Look at the crowded and confusing configurations. Between $529 and $599 there are four different choices. The 7.9-inch iPad mini with 64GB storage and WiFi is $529. For the same price: iPad 2 16GB with WiFi and 3G. Now explain that difference to Aunt Louisa. For $30 more is the iPad mini with 32GB WiFi and LTE. So within $30, there are three different storage capacities and two different cellular technologies. But wait, at $599 is the iPad 4, with 32GB storage, WiFi and superior display — twice the resolution.
This lineup is recipe for customer confusion and good reason not to work for Apple this holiday season. Seriously, the company should offer counseling sessions for over-worked staff that have to explain this stuff.

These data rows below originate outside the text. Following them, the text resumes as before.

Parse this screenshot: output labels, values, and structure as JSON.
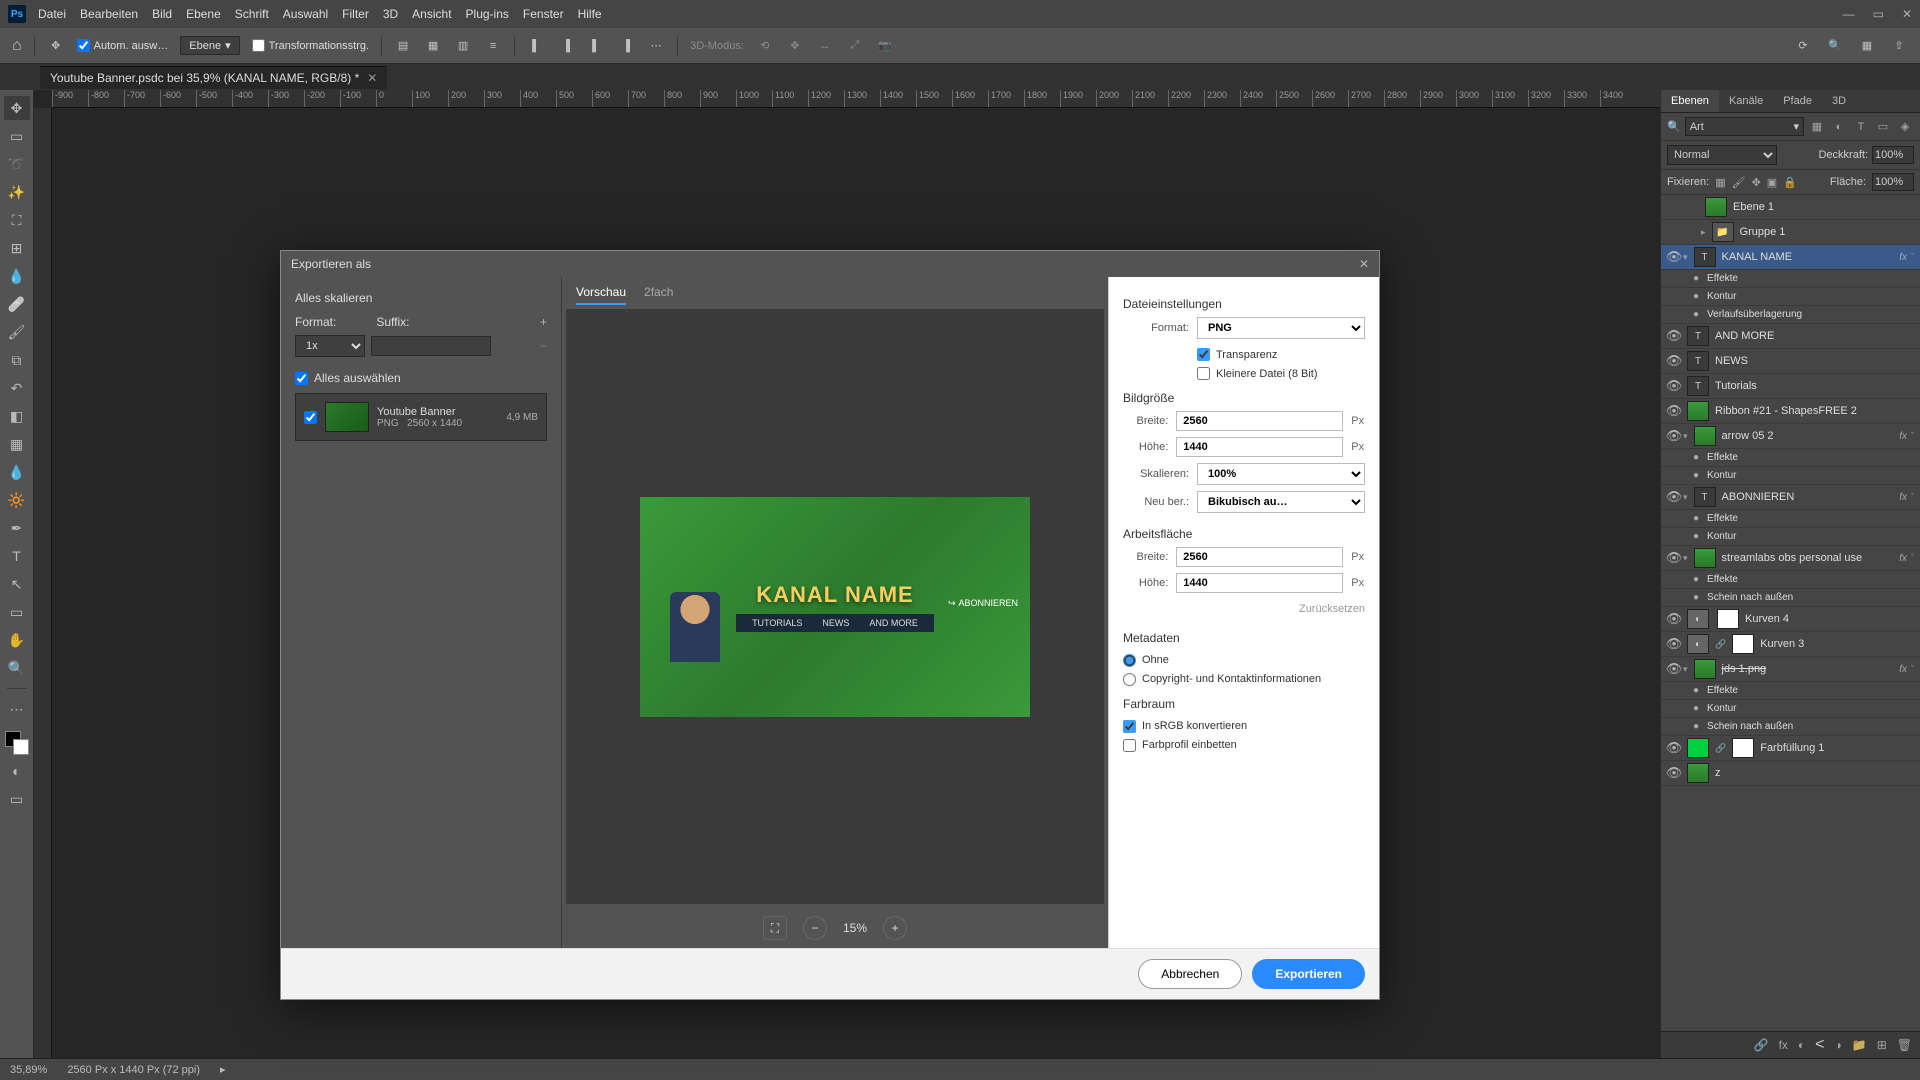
{
  "menubar": {
    "items": [
      "Datei",
      "Bearbeiten",
      "Bild",
      "Ebene",
      "Schrift",
      "Auswahl",
      "Filter",
      "3D",
      "Ansicht",
      "Plug-ins",
      "Fenster",
      "Hilfe"
    ]
  },
  "optbar": {
    "auto_select": "Autom. ausw…",
    "layer_select": "Ebene",
    "transform": "Transformationsstrg.",
    "mode3d": "3D-Modus:"
  },
  "document": {
    "tab_title": "Youtube Banner.psdc bei 35,9% (KANAL NAME, RGB/8) *"
  },
  "ruler_ticks": [
    "-900",
    "-800",
    "-700",
    "-600",
    "-500",
    "-400",
    "-300",
    "-200",
    "-100",
    "0",
    "100",
    "200",
    "300",
    "400",
    "500",
    "600",
    "700",
    "800",
    "900",
    "1000",
    "1100",
    "1200",
    "1300",
    "1400",
    "1500",
    "1600",
    "1700",
    "1800",
    "1900",
    "2000",
    "2100",
    "2200",
    "2300",
    "2400",
    "2500",
    "2600",
    "2700",
    "2800",
    "2900",
    "3000",
    "3100",
    "3200",
    "3300",
    "3400"
  ],
  "panels": {
    "tabs": [
      "Ebenen",
      "Kanäle",
      "Pfade",
      "3D"
    ],
    "search_kind": "Art",
    "blend_mode": "Normal",
    "opacity_label": "Deckkraft:",
    "opacity_value": "100%",
    "lock_label": "Fixieren:",
    "fill_label": "Fläche:",
    "fill_value": "100%",
    "layers": [
      {
        "vis": "",
        "type": "layer",
        "name": "Ebene 1",
        "fx": false,
        "indent": 1
      },
      {
        "vis": "",
        "type": "group",
        "name": "Gruppe 1",
        "fx": false,
        "indent": 1,
        "expand": "▸"
      },
      {
        "vis": "●",
        "type": "text",
        "name": "KANAL NAME",
        "fx": true,
        "indent": 0,
        "selected": true,
        "expand": "▾"
      },
      {
        "vis": "",
        "type": "sub",
        "name": "Effekte",
        "indent": 2
      },
      {
        "vis": "",
        "type": "sub",
        "name": "Kontur",
        "indent": 2
      },
      {
        "vis": "",
        "type": "sub",
        "name": "Verlaufsüberlagerung",
        "indent": 2
      },
      {
        "vis": "●",
        "type": "text",
        "name": "AND MORE",
        "fx": false,
        "indent": 0
      },
      {
        "vis": "●",
        "type": "text",
        "name": "NEWS",
        "fx": false,
        "indent": 0
      },
      {
        "vis": "●",
        "type": "text",
        "name": "Tutorials",
        "fx": false,
        "indent": 0
      },
      {
        "vis": "●",
        "type": "layer",
        "name": "Ribbon #21 - ShapesFREE 2",
        "fx": false,
        "indent": 0
      },
      {
        "vis": "●",
        "type": "layer",
        "name": "arrow 05 2",
        "fx": true,
        "indent": 0,
        "expand": "▾"
      },
      {
        "vis": "",
        "type": "sub",
        "name": "Effekte",
        "indent": 2
      },
      {
        "vis": "",
        "type": "sub",
        "name": "Kontur",
        "indent": 2
      },
      {
        "vis": "●",
        "type": "text",
        "name": "ABONNIEREN",
        "fx": true,
        "indent": 0,
        "expand": "▾"
      },
      {
        "vis": "",
        "type": "sub",
        "name": "Effekte",
        "indent": 2
      },
      {
        "vis": "",
        "type": "sub",
        "name": "Kontur",
        "indent": 2
      },
      {
        "vis": "●",
        "type": "smart",
        "name": "streamlabs obs personal use",
        "fx": true,
        "indent": 0,
        "expand": "▾"
      },
      {
        "vis": "",
        "type": "sub",
        "name": "Effekte",
        "indent": 2
      },
      {
        "vis": "",
        "type": "sub",
        "name": "Schein nach außen",
        "indent": 2
      },
      {
        "vis": "●",
        "type": "adj-mask",
        "name": "Kurven 4",
        "fx": false,
        "indent": 0
      },
      {
        "vis": "●",
        "type": "adj-mask",
        "name": "Kurven 3",
        "fx": false,
        "indent": 0,
        "link": true
      },
      {
        "vis": "●",
        "type": "smart",
        "name": "jds 1.png",
        "fx": true,
        "indent": 0,
        "expand": "▾",
        "strike": true
      },
      {
        "vis": "",
        "type": "sub",
        "name": "Effekte",
        "indent": 2
      },
      {
        "vis": "",
        "type": "sub",
        "name": "Kontur",
        "indent": 2
      },
      {
        "vis": "",
        "type": "sub",
        "name": "Schein nach außen",
        "indent": 2
      },
      {
        "vis": "●",
        "type": "fill-mask",
        "name": "Farbfüllung 1",
        "fx": false,
        "indent": 0
      },
      {
        "vis": "●",
        "type": "layer",
        "name": "z",
        "fx": false,
        "indent": 0
      }
    ]
  },
  "statusbar": {
    "zoom": "35,89%",
    "dims": "2560 Px x 1440 Px (72 ppi)"
  },
  "dialog": {
    "title": "Exportieren als",
    "left": {
      "scale_all": "Alles skalieren",
      "format_label": "Format:",
      "suffix_label": "Suffix:",
      "scale_value": "1x",
      "select_all": "Alles auswählen",
      "asset": {
        "name": "Youtube Banner",
        "format": "PNG",
        "dims": "2560 x 1440",
        "size": "4,9 MB"
      }
    },
    "center": {
      "tab_preview": "Vorschau",
      "tab_2x": "2fach",
      "banner_title": "KANAL NAME",
      "banner_tutorials": "TUTORIALS",
      "banner_news": "NEWS",
      "banner_more": "AND MORE",
      "banner_sub": "ABONNIEREN",
      "zoom": "15%"
    },
    "right": {
      "file_settings": "Dateieinstellungen",
      "format_label": "Format:",
      "format_value": "PNG",
      "transparency": "Transparenz",
      "smaller_file": "Kleinere Datei (8 Bit)",
      "image_size": "Bildgröße",
      "width_label": "Breite:",
      "width_value": "2560",
      "height_label": "Höhe:",
      "height_value": "1440",
      "scale_label": "Skalieren:",
      "scale_value": "100%",
      "resample_label": "Neu ber.:",
      "resample_value": "Bikubisch au…",
      "canvas": "Arbeitsfläche",
      "canvas_width": "2560",
      "canvas_height": "1440",
      "reset": "Zurücksetzen",
      "metadata": "Metadaten",
      "meta_none": "Ohne",
      "meta_contact": "Copyright- und Kontaktinformationen",
      "colorspace": "Farbraum",
      "srgb": "In sRGB konvertieren",
      "embed": "Farbprofil einbetten",
      "px": "Px"
    },
    "footer": {
      "cancel": "Abbrechen",
      "export": "Exportieren"
    }
  }
}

Then there is pricing, which I planned to include here but will break into a separate story. So briefly, I'll end with this: Amazon and Google have lowered pricing in this size class to between $199 and $299, which is consistent with what you say is acceptable. About a year ago, I asked BetaNews readers: "What price would be low enough for you to buy a media tablet?" Among the 2,929 respondents so far, 82.21 percent responded $299 or below, with 26.66 percent saying $199 and 51.38 percent $199 or less. Now match lower pricing expectations against Apple's higher pricing complexity, and there's trouble ahead.
Do I suggest sales disaster? No. Apple's brand has strong sales pull, but confused customers aren't often happy ones and iPad mini is sure to suffer unnecessary shortages among some configurations. Again, why isn't Wall Street complaining? I say this: Simplicity sells, complexity smells — and this lineup stinks like my neighbor's garbage.